Was ist eigentlich Stärke? Tatsächlich sind es nicht die, die immer weiter machen und nichts sagen. Stark sind vielmehr die, die „Stopp“ sagen können, die sich mitteilen, wenn sie ihre Belastungsgrenze erreichen. Denn wer ausspricht, wenn ihm etwas zu viel wird, erweist Mut und zeigt, dass er gut für sich sorgen kann.

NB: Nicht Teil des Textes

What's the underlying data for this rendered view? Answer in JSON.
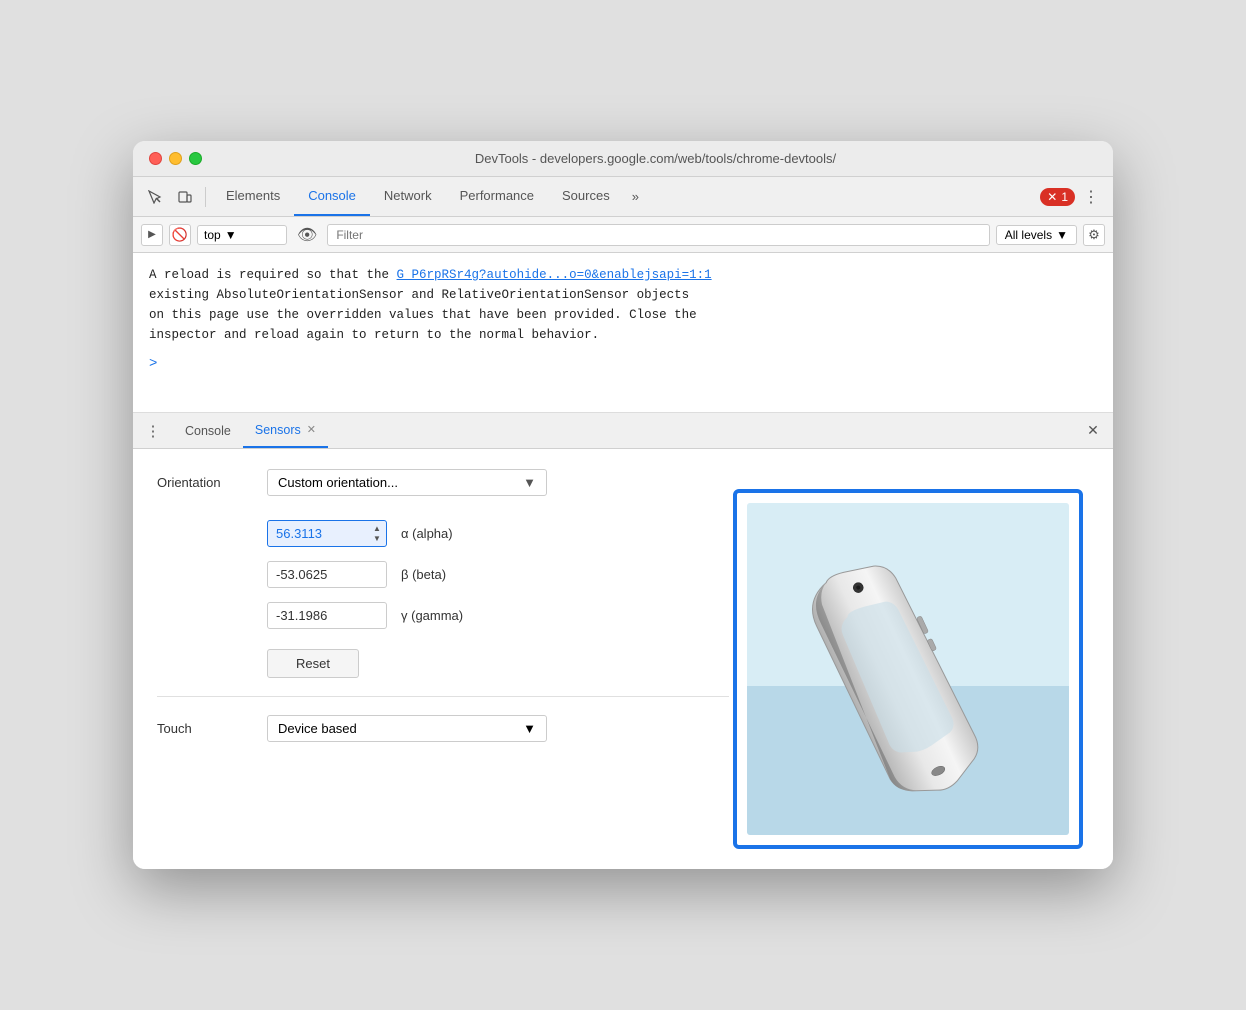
{
  "window": {
    "title": "DevTools - developers.google.com/web/tools/chrome-devtools/"
  },
  "toolbar": {
    "tabs": [
      {
        "id": "elements",
        "label": "Elements",
        "active": false
      },
      {
        "id": "console",
        "label": "Console",
        "active": true
      },
      {
        "id": "network",
        "label": "Network",
        "active": false
      },
      {
        "id": "performance",
        "label": "Performance",
        "active": false
      },
      {
        "id": "sources",
        "label": "Sources",
        "active": false
      }
    ],
    "more_label": "»",
    "error_count": "1",
    "kebab": "⋮"
  },
  "console_toolbar": {
    "context": "top",
    "filter_placeholder": "Filter",
    "levels": "All levels"
  },
  "console": {
    "message": "A reload is required so that the",
    "link_text": "G_P6rpRSr4g?autohide...o=0&enablejsapi=1:1",
    "message2": "existing AbsoluteOrientationSensor and RelativeOrientationSensor objects",
    "message3": "on this page use the overridden values that have been provided. Close the",
    "message4": "inspector and reload again to return to the normal behavior.",
    "prompt": ">"
  },
  "bottom_panel": {
    "kebab": "⋮",
    "tabs": [
      {
        "id": "console",
        "label": "Console",
        "active": false,
        "closeable": false
      },
      {
        "id": "sensors",
        "label": "Sensors",
        "active": true,
        "closeable": true
      }
    ],
    "close_icon": "✕"
  },
  "sensors": {
    "orientation_label": "Orientation",
    "orientation_value": "Custom orientation...",
    "alpha_value": "56.3113",
    "alpha_symbol": "α (alpha)",
    "beta_value": "-53.0625",
    "beta_symbol": "β (beta)",
    "gamma_value": "-31.1986",
    "gamma_symbol": "γ (gamma)",
    "reset_label": "Reset",
    "touch_label": "Touch",
    "touch_value": "Device based"
  }
}
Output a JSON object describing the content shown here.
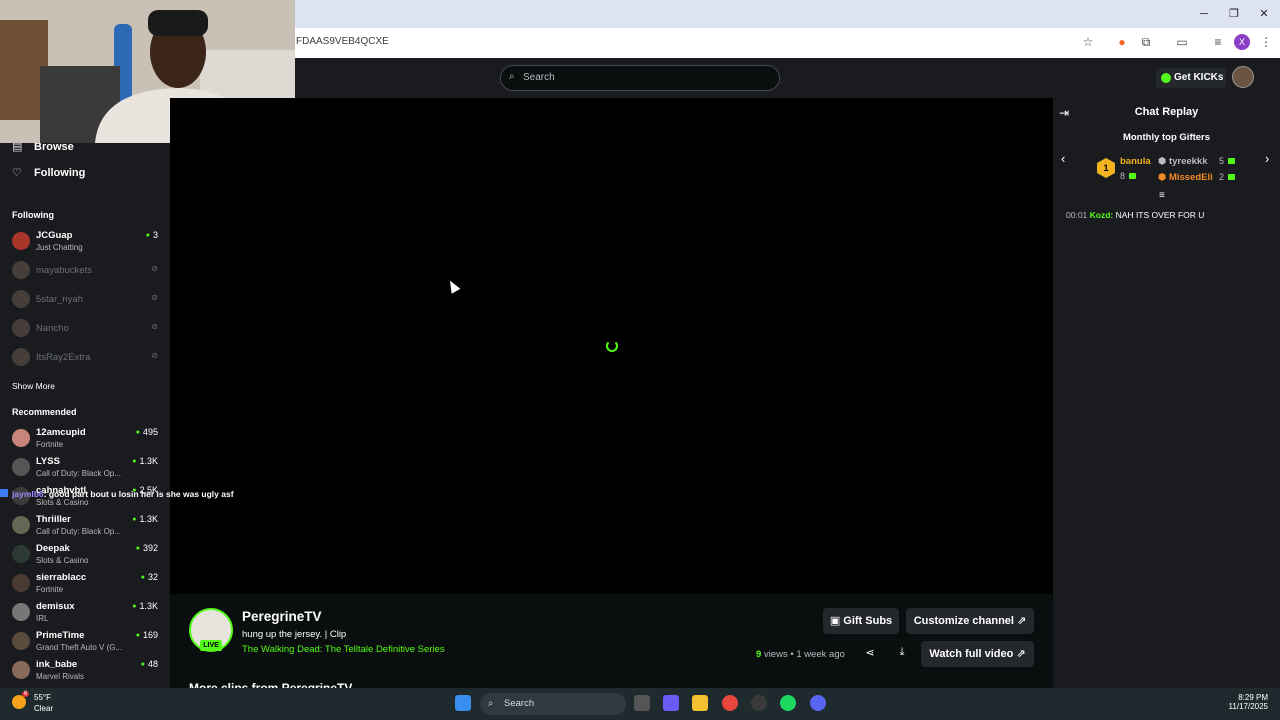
{
  "browser": {
    "url": "FDAAS9VEB4QCXE",
    "window_controls": [
      "minimize",
      "restore",
      "close"
    ]
  },
  "kick_header": {
    "search_placeholder": "Search",
    "get_kicks_label": "Get KICKs"
  },
  "sidebar": {
    "nav": [
      {
        "label": "Browse",
        "icon": "browse-icon"
      },
      {
        "label": "Following",
        "icon": "heart-icon"
      }
    ],
    "following_heading": "Following",
    "following": [
      {
        "name": "JCGuap",
        "category": "Just Chatting",
        "viewers": "3",
        "live": true
      },
      {
        "name": "mayabuckets",
        "live": false
      },
      {
        "name": "5star_nyah",
        "live": false
      },
      {
        "name": "Nancho",
        "live": false
      },
      {
        "name": "ItsRay2Extra",
        "live": false
      }
    ],
    "show_more": "Show More",
    "recommended_heading": "Recommended",
    "recommended": [
      {
        "name": "12amcupid",
        "category": "Fortnite",
        "viewers": "495"
      },
      {
        "name": "LYSS",
        "category": "Call of Duty: Black Op...",
        "viewers": "1.3K"
      },
      {
        "name": "cahnahvbtl",
        "category": "Slots & Casino",
        "viewers": "2.5K"
      },
      {
        "name": "Thriiller",
        "category": "Call of Duty: Black Op...",
        "viewers": "1.3K"
      },
      {
        "name": "Deepak",
        "category": "Slots & Casino",
        "viewers": "392"
      },
      {
        "name": "sierrablacc",
        "category": "Fortnite",
        "viewers": "32"
      },
      {
        "name": "demisux",
        "category": "IRL",
        "viewers": "1.3K"
      },
      {
        "name": "PrimeTime",
        "category": "Grand Theft Auto V (G...",
        "viewers": "169"
      },
      {
        "name": "ink_babe",
        "category": "Marvel Rivals",
        "viewers": "48"
      }
    ]
  },
  "overlay_chat": {
    "user": "jaymlb6",
    "message": "good part bout u losin her is she was ugly asf"
  },
  "stream": {
    "streamer": "PeregrineTV",
    "live_badge": "LIVE",
    "clip_title": "hung up the jersey. | Clip",
    "game": "The Walking Dead: The Telltale Definitive Series",
    "gift_subs": "Gift Subs",
    "customize": "Customize channel",
    "views_count": "9",
    "views_label": "views",
    "time_ago": "1 week ago",
    "watch_full": "Watch full video",
    "more_clips": "More clips from PeregrineTV"
  },
  "chat": {
    "title": "Chat Replay",
    "gifters_title": "Monthly top Gifters",
    "gifters": [
      {
        "rank": "1",
        "name": "banula",
        "count": "8",
        "color": "#f2b31f"
      },
      {
        "rank": "2",
        "name": "tyreekkk",
        "count": "5",
        "color": "#b7b9bd"
      },
      {
        "rank": "3",
        "name": "MissedEli",
        "count": "2",
        "color": "#f08a24"
      }
    ],
    "message": {
      "time": "00:01",
      "user": "Kozd:",
      "text": "NAH ITS OVER FOR U"
    }
  },
  "taskbar": {
    "weather_temp": "55°F",
    "weather_cond": "Clear",
    "weather_badge": "6",
    "search": "Search",
    "time": "8:29 PM",
    "date": "11/17/2025"
  }
}
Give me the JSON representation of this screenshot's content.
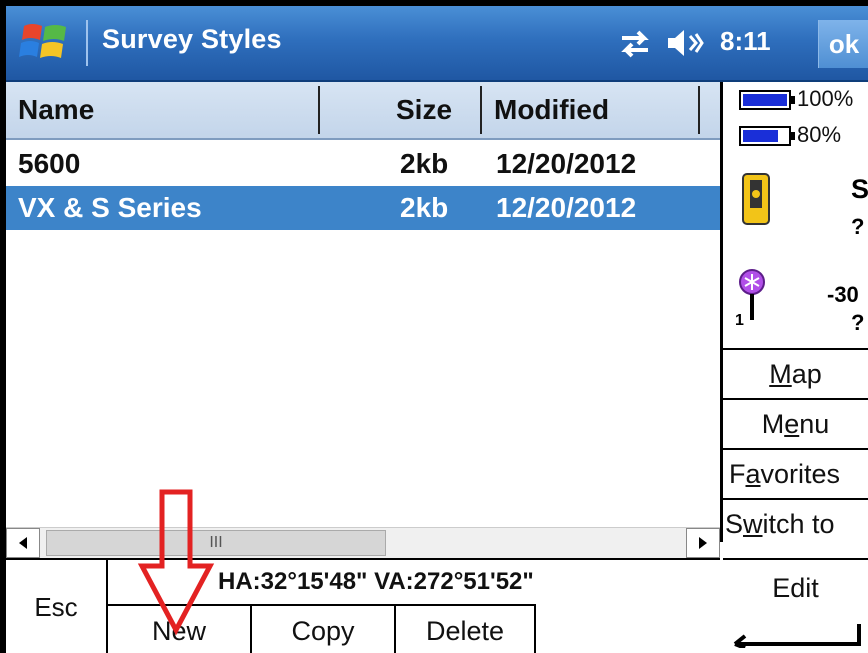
{
  "titlebar": {
    "title": "Survey Styles",
    "clock": "8:11",
    "ok_label": "ok",
    "icons": [
      "windows-start-icon",
      "connectivity-icon",
      "volume-icon"
    ]
  },
  "list": {
    "columns": [
      "Name",
      "Size",
      "Modified"
    ],
    "rows": [
      {
        "name": "5600",
        "size": "2kb",
        "modified": "12/20/2012",
        "selected": false
      },
      {
        "name": "VX & S Series",
        "size": "2kb",
        "modified": "12/20/2012",
        "selected": true
      }
    ],
    "scroll_thumb": "III"
  },
  "status": {
    "angles": "HA:32°15'48\"  VA:272°51'52\""
  },
  "softkeys": {
    "esc": "Esc",
    "new": "New",
    "copy": "Copy",
    "delete": "Delete"
  },
  "right_panel": {
    "battery1": "100%",
    "battery2": "80%",
    "battery1_level": 1.0,
    "battery2_level": 0.8,
    "instrument_letter": "S",
    "instrument_status": "?",
    "target_value": "-30",
    "target_status": "?",
    "target_index": "1",
    "map_prefix": "",
    "map_hot": "M",
    "map_rest": "ap",
    "menu_pre": "M",
    "menu_hot": "e",
    "menu_rest": "nu",
    "fav_pre": "F",
    "fav_hot": "a",
    "fav_rest": "vorites",
    "switch_pre": "S",
    "switch_hot": "w",
    "switch_rest": "itch to",
    "edit": "Edit"
  },
  "colors": {
    "titlebar": "#2f6fbd",
    "selection": "#3d84c9",
    "annotation_arrow": "#e32222",
    "battery_fill": "#1a2fd8"
  }
}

So fällt das Nein sagen leichter

„Sei perfekt!“ ist ebenfalls ein Glaubenssatz, den insbesondere Manager gut kennen. Sie erwarten von ihren Mitarbeitern, dass sie gründlich und fehlerfrei arbeiten – und stellen diesen Anspruch erst recht an sich selbst. Doch oftmals artet dies in Perfektion aus, wird regelrecht zum Zwang. Viele Manager glauben, die Qualität ihrer Arbeit ständig noch weiter steigern zu müssen. Sie treiben damit nicht nur ihre Mitarbeiter vor sich her, sondern sich selbst auch – mit null Fehlertoleranz.
Doch Fehler passieren und Perfektion ist in ihrer Absolutheit nicht erreichbar. Das ist die Einsicht, die nötig ist.

So ist auch der Weg aus der Perfektionsfalle, sich dies immer wieder bewusst zu machen. Hilfreich auch: einfach mal bewusst Fehler einzubauen. So wird klar werden, dass die Fehler, die man macht, den Anderen zum Großteil gar nicht auffallen. Ein wichtiger Aha-Effekt, um die Dinge in Zukunft mit mehr Gelassenheit angehen zu können!